Professional Skills and Development. Professional skills and development begin during the first week of the internship and are continuously evaluated throughout the year. After an initial self-assessment is completed, specific goals and objectives will be established. These targeted areas will be reviewed and discussed during individual supervision.
Interns are supervised by a team of three licensed, doctoral level psychologists. One of the supervisors is also a Board Certified Behavior Analyst (BCBA). The supervisory team provides four hours of individual, face-to-face supervision each week. Interns also participate in a weekly clinical meeting with the other clinical staff. Live supervision is provided by supervisors participating in meetings, assessment and intervention sessions, and consultation sessions with the intern. Additional mentoring may be provided by senior clinicians and consultants who have specialized clinical expertise. Supervision hours for obtaining behavior analysis board certification (BCBA) is also available for the internship year.
Desired Intern Qualifications and Competencies
The ideal intern candidate will have experience in providing evidenced-based practices to children and adolescents, the ability to conceptualize a case from a CBT framework, and experience in administering a variety of assessments to children and adolescents.

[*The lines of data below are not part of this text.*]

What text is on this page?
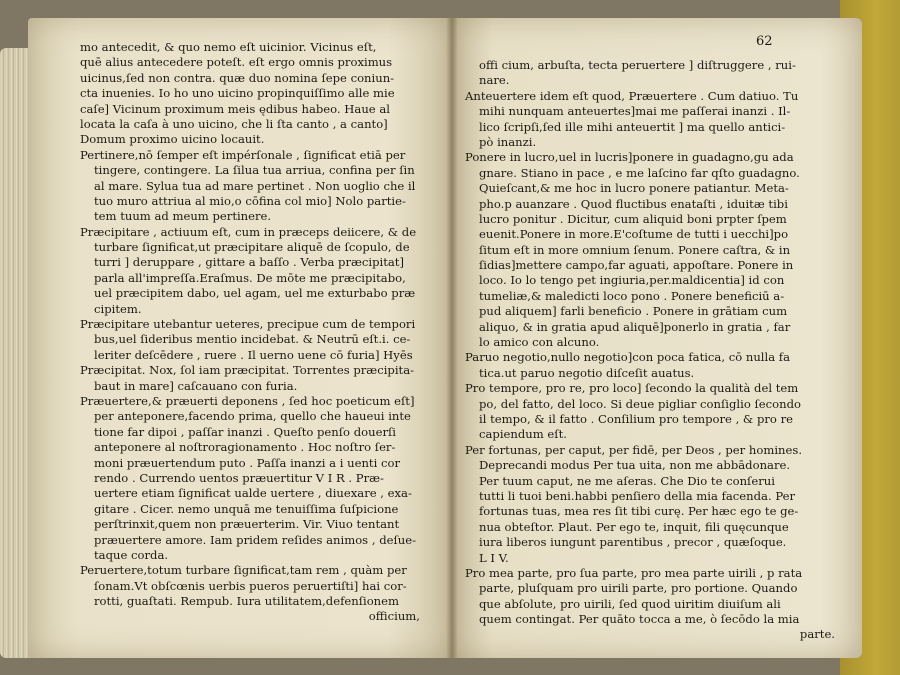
62
mo antecedit, & quo nemo eſt uicinior. Vicinus eſt,
quē alius antecedere poteſt. eſt ergo omnis proximus
uicinus,ſed non contra. quæ duo nomina ſepe coniun-
cta inuenies. Io ho uno uicino propinquiſſimo alle mie
caſe] Vicinum proximum meis ędibus habeo. Haue al
locata la caſa à uno uicino, che li ſta canto , a canto]
Domum proximo uicino locauit.
Pertinere,nō ſemper eſt impérſonale , ſignificat etiā per
tingere, contingere. La ſilua tua arriua, confina per ſin
al mare. Sylua tua ad mare pertinet . Non uoglio che il
tuo muro attriua al mio,o cōfina col mio] Nolo partie-
tem tuum ad meum pertinere.
Præcipitare , actiuum eſt, cum in præceps deiicere, & de
turbare ſignificat,ut præcipitare aliquē de ſcopulo, de
turri ] deruppare , gittare a baſſo . Verba præcipitat]
parla all'impreſſa.Eraſmus. De mōte me præcipitabo,
uel præcipitem dabo, uel agam, uel me exturbabo præ
cipitem.
Præcipitare utebantur ueteres, precipue cum de tempori
bus,uel ſideribus mentio incidebat. & Neutrū eſt.i. ce-
leriter deſcēdere , ruere . Il uerno uene cō furia] Hyēs
Præcipitat. Nox, ſol iam præcipitat. Torrentes præcipita-
baut in mare] caſcauano con furia.
Præuertere,& præuerti deponens , ſed hoc poeticum eſt]
per anteponere,facendo prima, quello che haueui inte
tione far dipoi , paſſar inanzi . Queſto penſo douerſi
anteponere al noſtroragionamento . Hoc noſtro ſer-
moni præuertendum puto . Paſſa inanzi a i uenti cor
rendo . Currendo uentos præuertitur V I R . Præ-
uertere etiam ſignificat ualde uertere , diuexare , exa-
gitare . Cicer. nemo unquā me tenuiſſima ſuſpicione
perſtrinxit,quem non præuerterim. Vir. Viuo tentant
præuertere amore. Iam pridem reſides animos , deſue-
taque corda.
Peruertere,totum turbare ſignificat,tam rem , quàm per
ſonam.Vt obſcœnis uerbis pueros peruertiſti] hai cor-
rotti, guaſtati. Rempub. Iura utilitatem,defenſionem
officium,
offi cium, arbuſta, tecta peruertere ] diſtruggere , rui-
nare.
Anteuertere idem eſt quod, Præuertere . Cum datiuo. Tu
mihi nunquam anteuertes]mai me paſſerai inanzi . Il-
lico ſcripſi,ſed ille mihi anteuertit ] ma quello antici-
pò inanzi.
Ponere in lucro,uel in lucris]ponere in guadagno,gu ada
gnare. Stiano in pace , e me laſcino far qſto guadagno.
Quieſcant,& me hoc in lucro ponere patiantur. Meta-
pho.p auanzare . Quod fluctibus enataſti , iduitæ tibi
lucro ponitur . Dicitur, cum aliquid boni prpter ſpem
euenit.Ponere in more.E'coſtume de tutti i uecchi]po
ſitum eſt in more omnium ſenum. Ponere caſtra, & in
ſidias]mettere campo,far aguati, appoſtare. Ponere in
loco. Io lo tengo pet ingiuria,per.maldicentia] id con
tumeliæ,& maledicti loco pono . Ponere beneficiū a-
pud aliquem] farli beneficio . Ponere in grātiam cum
aliquo, & in gratia apud aliquē]ponerlo in gratia , far
lo amico con alcuno.
Paruo negotio,nullo negotio]con poca fatica, cō nulla fa
tica.ut paruo negotio diſceſit auatus.
Pro tempore, pro re, pro loco] ſecondo la qualità del tem
po, del fatto, del loco. Si deue pigliar conſiglio ſecondo
il tempo, & il fatto . Conſilium pro tempore , & pro re
capiendum eſt.
Per fortunas, per caput, per fidē, per Deos , per homines.
Deprecandi modus Per tua uita, non me abbādonare.
Per tuum caput, ne me aſeras. Che Dio te conſerui
tutti li tuoi beni.habbi penſiero della mia facenda. Per
fortunas tuas, mea res ſit tibi curę. Per hæc ego te ge-
nua obteſtor. Plaut. Per ego te, inquit, fili quęcunque
iura liberos iungunt parentibus , precor , quæſoque.
L I V.
Pro mea parte, pro ſua parte, pro mea parte uirili , p rata
parte, pluſquam pro uirili parte, pro portione. Quando
que abſolute, pro uirili, ſed quod uiritim diuiſum ali
quem contingat. Per quāto tocca a me, ò ſecōdo la mia
parte.
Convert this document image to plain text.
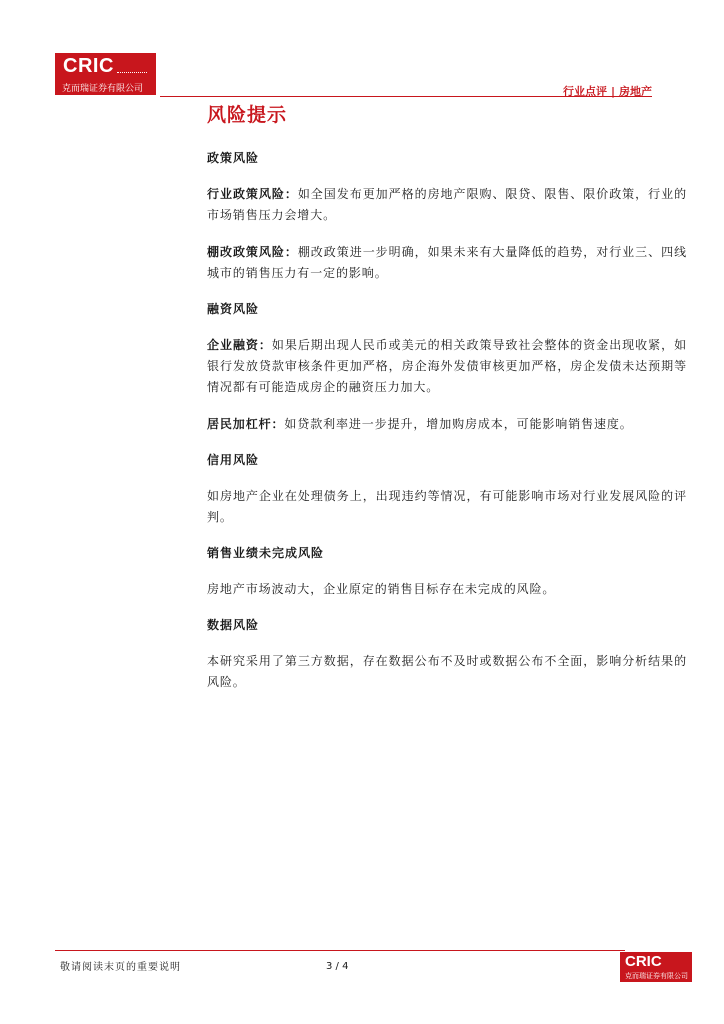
CRIC
克而瑞证券有限公司	行业点评 | 房地产
风险提示
政策风险

行业政策风险：如全国发布更加严格的房地产限购、限贷、限售、限价政策，行业的市场销售压力会增大。

棚改政策风险：棚改政策进一步明确，如果未来有大量降低的趋势，对行业三、四线城市的销售压力有一定的影响。

融资风险

企业融资：如果后期出现人民币或美元的相关政策导致社会整体的资金出现收紧，如银行发放贷款审核条件更加严格，房企海外发债审核更加严格，房企发债未达预期等情况都有可能造成房企的融资压力加大。

居民加杠杆：如贷款利率进一步提升，增加购房成本，可能影响销售速度。

信用风险

如房地产企业在处理债务上，出现违约等情况，有可能影响市场对行业发展风险的评判。

销售业绩未完成风险

房地产市场波动大，企业原定的销售目标存在未完成的风险。

数据风险

本研究采用了第三方数据，存在数据公布不及时或数据公布不全面，影响分析结果的风险。

敬请阅读末页的重要说明	3 / 4	CRIC
克而瑞证券有限公司
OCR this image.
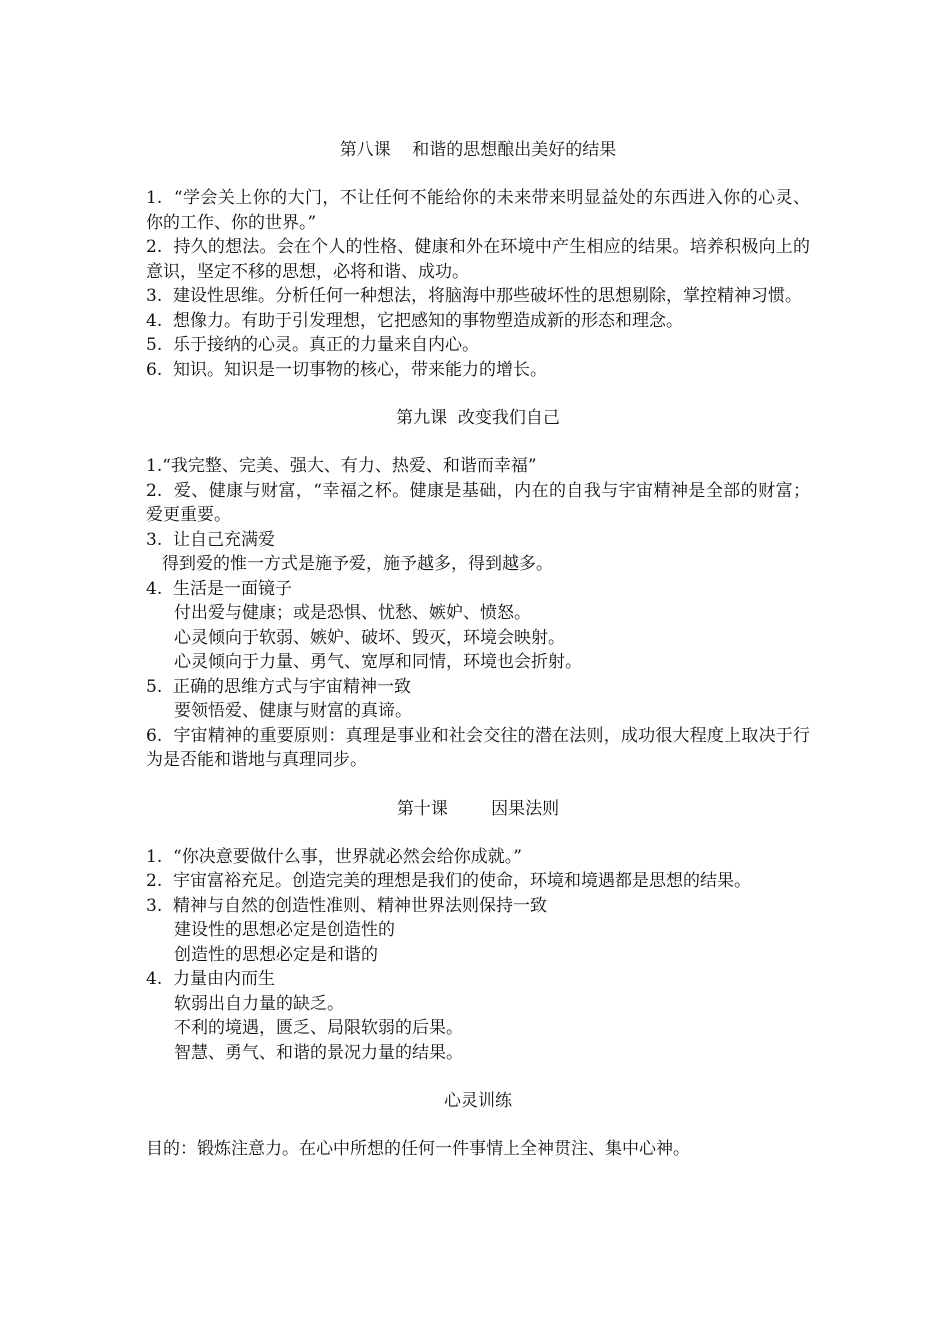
第八课    和谐的思想酿出美好的结果

1.  “学会关上你的大门，不让任何不能给你的未来带来明显益处的东西进入你的心灵、你的工作、你的世界。”

2.  持久的想法。会在个人的性格、健康和外在环境中产生相应的结果。培养积极向上的意识，坚定不移的思想，必将和谐、成功。

3.  建设性思维。分析任何一种想法，将脑海中那些破坏性的思想剔除，掌控精神习惯。

4.  想像力。有助于引发理想，它把感知的事物塑造成新的形态和理念。

5.  乐于接纳的心灵。真正的力量来自内心。

6.  知识。知识是一切事物的核心，带来能力的增长。

第九课  改变我们自己

1.“我完整、完美、强大、有力、热爱、和谐而幸福”

2.  爱、健康与财富，“幸福之杯。健康是基础，内在的自我与宇宙精神是全部的财富；爱更重要。

3.  让自己充满爱

得到爱的惟一方式是施予爱，施予越多，得到越多。

4.  生活是一面镜子

付出爱与健康；或是恐惧、忧愁、嫉妒、愤怒。

心灵倾向于软弱、嫉妒、破坏、毁灭，环境会映射。

心灵倾向于力量、勇气、宽厚和同情，环境也会折射。

5.  正确的思维方式与宇宙精神一致

要领悟爱、健康与财富的真谛。

6.  宇宙精神的重要原则：真理是事业和社会交往的潜在法则，成功很大程度上取决于行为是否能和谐地与真理同步。

第十课        因果法则

1.  “你决意要做什么事，世界就必然会给你成就。”

2.  宇宙富裕充足。创造完美的理想是我们的使命，环境和境遇都是思想的结果。

3.  精神与自然的创造性准则、精神世界法则保持一致

建设性的思想必定是创造性的

创造性的思想必定是和谐的

4.  力量由内而生

软弱出自力量的缺乏。

不利的境遇，匮乏、局限软弱的后果。

智慧、勇气、和谐的景况力量的结果。

心灵训练

目的：锻炼注意力。在心中所想的任何一件事情上全神贯注、集中心神。
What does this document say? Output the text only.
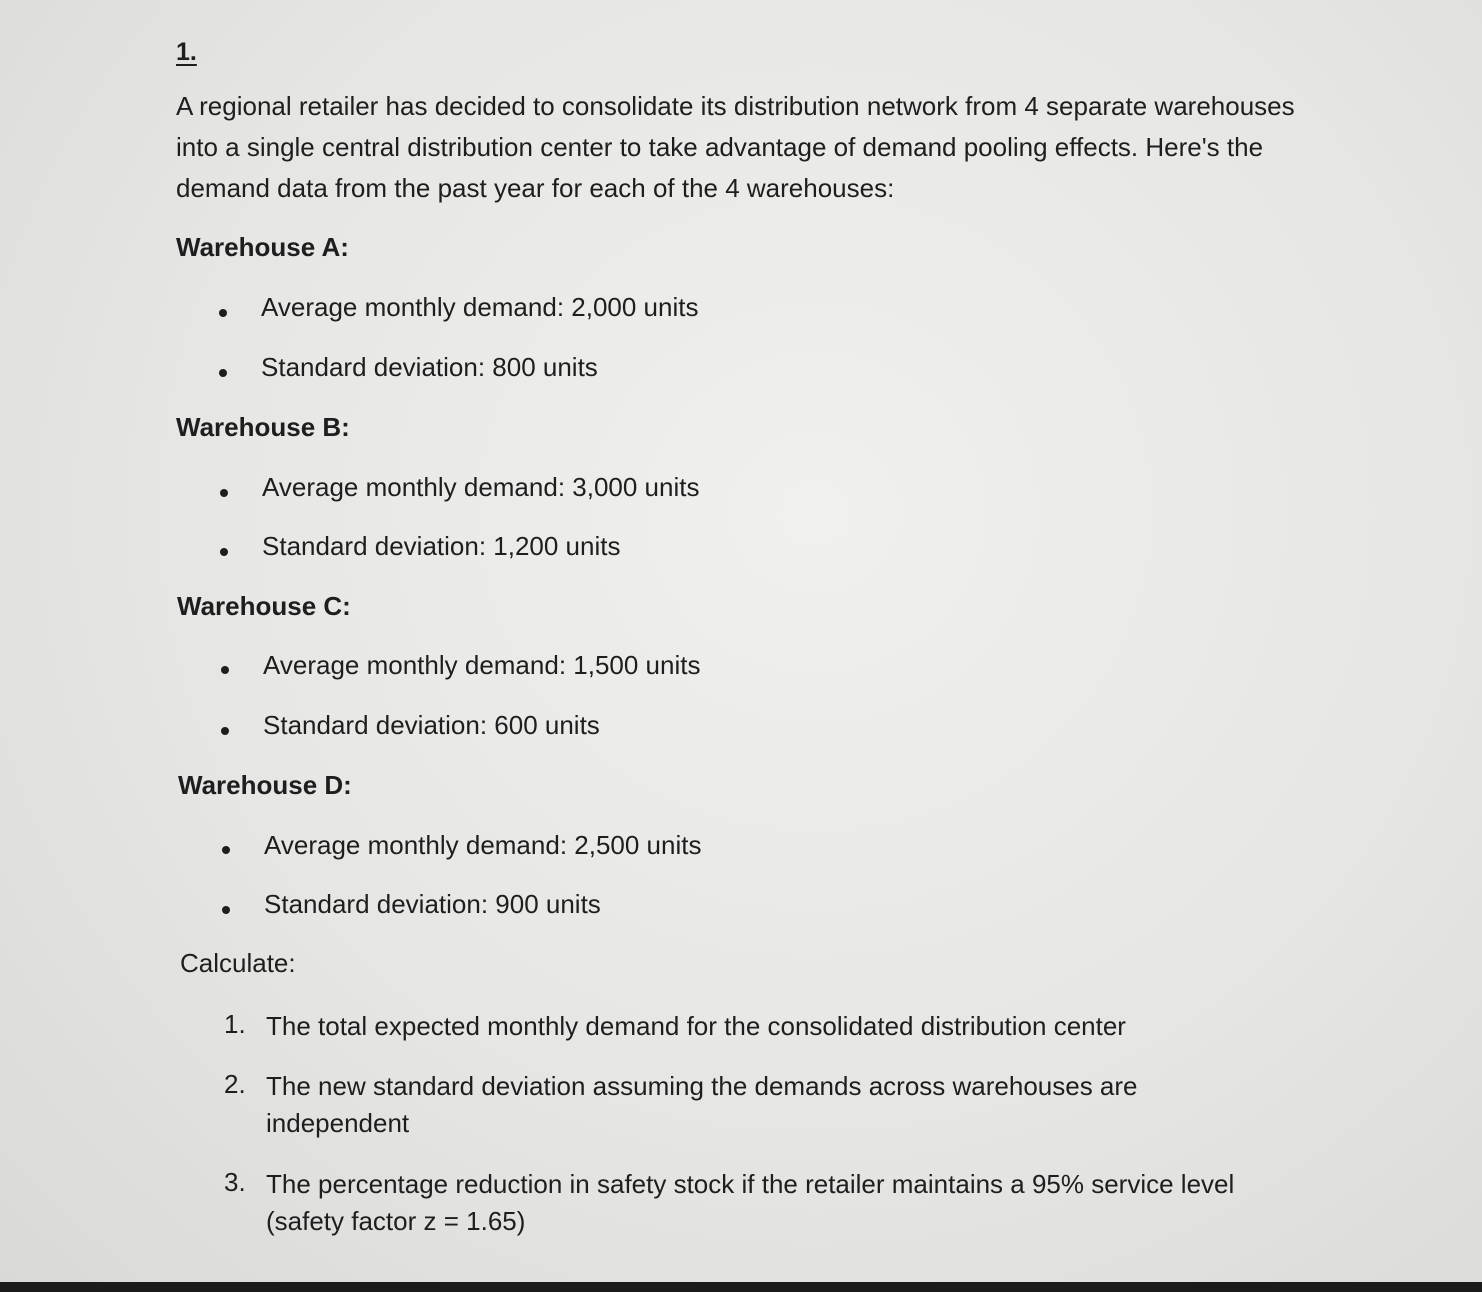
1.

A regional retailer has decided to consolidate its distribution network from 4 separate warehouses into a single central distribution center to take advantage of demand pooling effects. Here's the demand data from the past year for each of the 4 warehouses:

Warehouse A:
Average monthly demand: 2,000 units
Standard deviation: 800 units
Warehouse B:
Average monthly demand: 3,000 units
Standard deviation: 1,200 units
Warehouse C:
Average monthly demand: 1,500 units
Standard deviation: 600 units
Warehouse D:
Average monthly demand: 2,500 units
Standard deviation: 900 units
Calculate:
1. The total expected monthly demand for the consolidated distribution center
2. The new standard deviation assuming the demands across warehouses are independent
3. The percentage reduction in safety stock if the retailer maintains a 95% service level (safety factor z = 1.65)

The ideal candidate will be trained in behavioral principles and have the ability to apply behavioral interventions. Intern candidates should have strong consultation skills and be able to work collaboratively with a multidisciplinary team. Additionally, intern candidates will be able to conduct independent research (e.g., conceptualization, methodology, and analysis).
Outcomes of Training
Over the course of the training year, the intern will develop competencies and independence in providing clinical services using a best practices model where clinical assessment, formulation, intervention, and analysis are supported by relevant clinical data. After completing the internship, interns most commonly continue their training in formal post-doctoral fellowship placements in clinical settings such as hospitals and residential treatment facilities. Past interns have also taken positions in clinical settings that provide them with the necessary post-doctoral supervision to obtain professional licenses. Additionally, some interns have also accepted academic and research based appointments upon completion of internship.